Looking further, YOLO’s potential to adapt to such multimodal advancements will be instrumental in pioneering the next wave of intelligent applications. From autonomous vehicles that interpret both road signs and pedestrian gestures to smart homes that react to visual cues and voice instructions, the integration of YOLO with a broader spectrum of data types and deeper contextual understanding heralds a groundbreaking epoch in artificial intelligence. This transformative phase promises to significantly improve the interactivity and cognitive capabilities of Machine Vision systems, marking a pivotal shift in visual process automation.

6.4. Challenges in Statistical Metrics for Evaluation

 Threat: Relying on a single statistical summary metric to measure YOLO detection capability may not fully reflect the performance of systems across various YOLO applications, necessitating the use of several metrics.

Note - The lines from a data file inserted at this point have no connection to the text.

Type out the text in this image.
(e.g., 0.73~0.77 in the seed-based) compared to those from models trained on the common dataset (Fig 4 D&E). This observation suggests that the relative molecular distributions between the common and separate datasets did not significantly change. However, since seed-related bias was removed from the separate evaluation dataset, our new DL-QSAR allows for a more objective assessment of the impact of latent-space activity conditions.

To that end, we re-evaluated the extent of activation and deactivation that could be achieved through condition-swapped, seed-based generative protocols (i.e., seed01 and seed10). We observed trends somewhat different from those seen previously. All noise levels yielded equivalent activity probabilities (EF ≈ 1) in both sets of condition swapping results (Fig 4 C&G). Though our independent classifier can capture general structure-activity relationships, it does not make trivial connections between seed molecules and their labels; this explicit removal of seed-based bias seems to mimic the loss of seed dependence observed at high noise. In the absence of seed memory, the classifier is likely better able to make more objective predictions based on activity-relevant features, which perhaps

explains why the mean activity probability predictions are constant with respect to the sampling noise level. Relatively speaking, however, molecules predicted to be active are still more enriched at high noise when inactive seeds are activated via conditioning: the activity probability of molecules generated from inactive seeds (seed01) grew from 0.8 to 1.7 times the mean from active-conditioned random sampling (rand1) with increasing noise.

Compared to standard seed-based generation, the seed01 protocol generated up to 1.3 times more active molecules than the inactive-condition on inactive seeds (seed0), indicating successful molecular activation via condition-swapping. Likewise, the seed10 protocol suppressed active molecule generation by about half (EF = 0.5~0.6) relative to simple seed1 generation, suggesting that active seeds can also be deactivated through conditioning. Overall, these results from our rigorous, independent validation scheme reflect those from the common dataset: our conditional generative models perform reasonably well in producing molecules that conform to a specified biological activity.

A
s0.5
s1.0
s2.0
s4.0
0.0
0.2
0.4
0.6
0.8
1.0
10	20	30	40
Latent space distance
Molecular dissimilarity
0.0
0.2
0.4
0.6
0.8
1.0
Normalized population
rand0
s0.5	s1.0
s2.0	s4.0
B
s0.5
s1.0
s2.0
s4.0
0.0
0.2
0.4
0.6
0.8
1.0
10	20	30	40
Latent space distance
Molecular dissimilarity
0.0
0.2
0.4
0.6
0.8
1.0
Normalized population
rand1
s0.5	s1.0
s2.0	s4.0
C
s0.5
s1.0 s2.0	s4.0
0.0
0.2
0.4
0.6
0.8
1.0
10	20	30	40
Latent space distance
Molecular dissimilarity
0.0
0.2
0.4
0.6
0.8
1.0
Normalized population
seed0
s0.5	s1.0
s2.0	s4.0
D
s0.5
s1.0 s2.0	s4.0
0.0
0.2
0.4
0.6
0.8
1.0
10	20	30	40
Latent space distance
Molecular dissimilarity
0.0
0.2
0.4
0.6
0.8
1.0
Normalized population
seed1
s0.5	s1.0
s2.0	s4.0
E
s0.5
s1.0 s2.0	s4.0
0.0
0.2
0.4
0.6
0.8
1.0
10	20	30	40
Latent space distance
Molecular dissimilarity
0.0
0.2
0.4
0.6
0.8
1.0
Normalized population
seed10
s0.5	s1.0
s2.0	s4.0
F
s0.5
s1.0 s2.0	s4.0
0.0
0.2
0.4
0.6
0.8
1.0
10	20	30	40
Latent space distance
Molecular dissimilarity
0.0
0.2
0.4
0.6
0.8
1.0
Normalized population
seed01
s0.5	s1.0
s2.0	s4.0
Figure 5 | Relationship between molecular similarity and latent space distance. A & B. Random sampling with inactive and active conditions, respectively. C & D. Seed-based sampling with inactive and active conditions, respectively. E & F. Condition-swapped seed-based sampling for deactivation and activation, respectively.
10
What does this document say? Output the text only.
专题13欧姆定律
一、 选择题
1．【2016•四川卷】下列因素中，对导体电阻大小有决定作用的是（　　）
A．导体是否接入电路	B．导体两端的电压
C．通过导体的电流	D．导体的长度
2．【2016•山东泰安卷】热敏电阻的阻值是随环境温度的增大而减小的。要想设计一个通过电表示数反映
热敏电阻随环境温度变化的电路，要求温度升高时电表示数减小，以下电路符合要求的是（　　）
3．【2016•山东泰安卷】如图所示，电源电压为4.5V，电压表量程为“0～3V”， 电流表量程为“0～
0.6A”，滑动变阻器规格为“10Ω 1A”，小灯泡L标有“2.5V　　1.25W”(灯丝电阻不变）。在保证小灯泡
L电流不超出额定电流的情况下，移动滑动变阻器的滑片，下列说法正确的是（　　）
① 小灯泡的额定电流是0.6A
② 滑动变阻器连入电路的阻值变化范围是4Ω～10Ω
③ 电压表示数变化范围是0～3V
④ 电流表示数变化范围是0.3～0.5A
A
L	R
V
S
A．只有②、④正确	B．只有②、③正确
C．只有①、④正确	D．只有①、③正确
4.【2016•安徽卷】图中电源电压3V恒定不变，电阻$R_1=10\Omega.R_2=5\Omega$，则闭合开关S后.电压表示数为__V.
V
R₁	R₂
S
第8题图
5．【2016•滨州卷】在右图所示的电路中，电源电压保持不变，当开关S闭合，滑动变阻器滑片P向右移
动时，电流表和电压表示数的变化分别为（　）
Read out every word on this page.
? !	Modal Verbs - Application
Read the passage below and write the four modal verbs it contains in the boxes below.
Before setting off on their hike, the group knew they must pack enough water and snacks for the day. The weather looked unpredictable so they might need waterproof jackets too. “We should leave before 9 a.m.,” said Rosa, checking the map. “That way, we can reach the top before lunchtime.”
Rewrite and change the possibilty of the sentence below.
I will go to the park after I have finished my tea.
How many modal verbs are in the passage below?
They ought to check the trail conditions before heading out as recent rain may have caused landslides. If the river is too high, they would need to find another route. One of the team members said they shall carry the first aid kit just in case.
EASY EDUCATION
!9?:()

 Mitigation: Despite this limitation, our main premise is that the selected metrics enable us to compare various YOLO systems and adequately assess their overall effectiveness. Recognizing the inherent limitations of statistical summaries is crucial when conducting a comprehensive evaluation of detection systems across different applications. Therefore, we aim to improve the clarity and reliability of our review by openly acknowledging these potential threats to construct validity. This approach provides a more nuanced understanding of the limitations associated with various aspects of YOLO techniques for object detection in diverse domains.

7. Conclusion

In this comprehensive review, we explored the evolution of the YOLO models from the most recent YOLOv10 to the inaugural YOLOv1. This retrospective analysis covered a decade of advancements, highlighting the pivotal improvements in each version and their respective impacts across five critical application areas: public safety, automotive technology, healthcare, industrial manufacturing, and retail. Our review outlined the significant enhancements in detection speed, accuracy, and computational efficiency that each iteration brought, while also addressing the specific challenges and limitations faced by earlier versions. Furthermore, we have identified gaps in the current capabilities of YOLO models and proposed potential directions for future research. Predicting the trajectory of YOLO’s development, we anticipate a shift towards multimodal data processing, leveraging advancements in large language models and natural language processing to enhance object detection systems. This fusion is expected to broaden the utility of YOLO models, enabling more sophisticated, context-aware applications that could revolutionize interaction between AI systems and their environments. Thus, this review not only serves as a detailed chronicle of YOLO’s evolution but also sets a prospective blueprint for its integration into the next generation of technological innovations.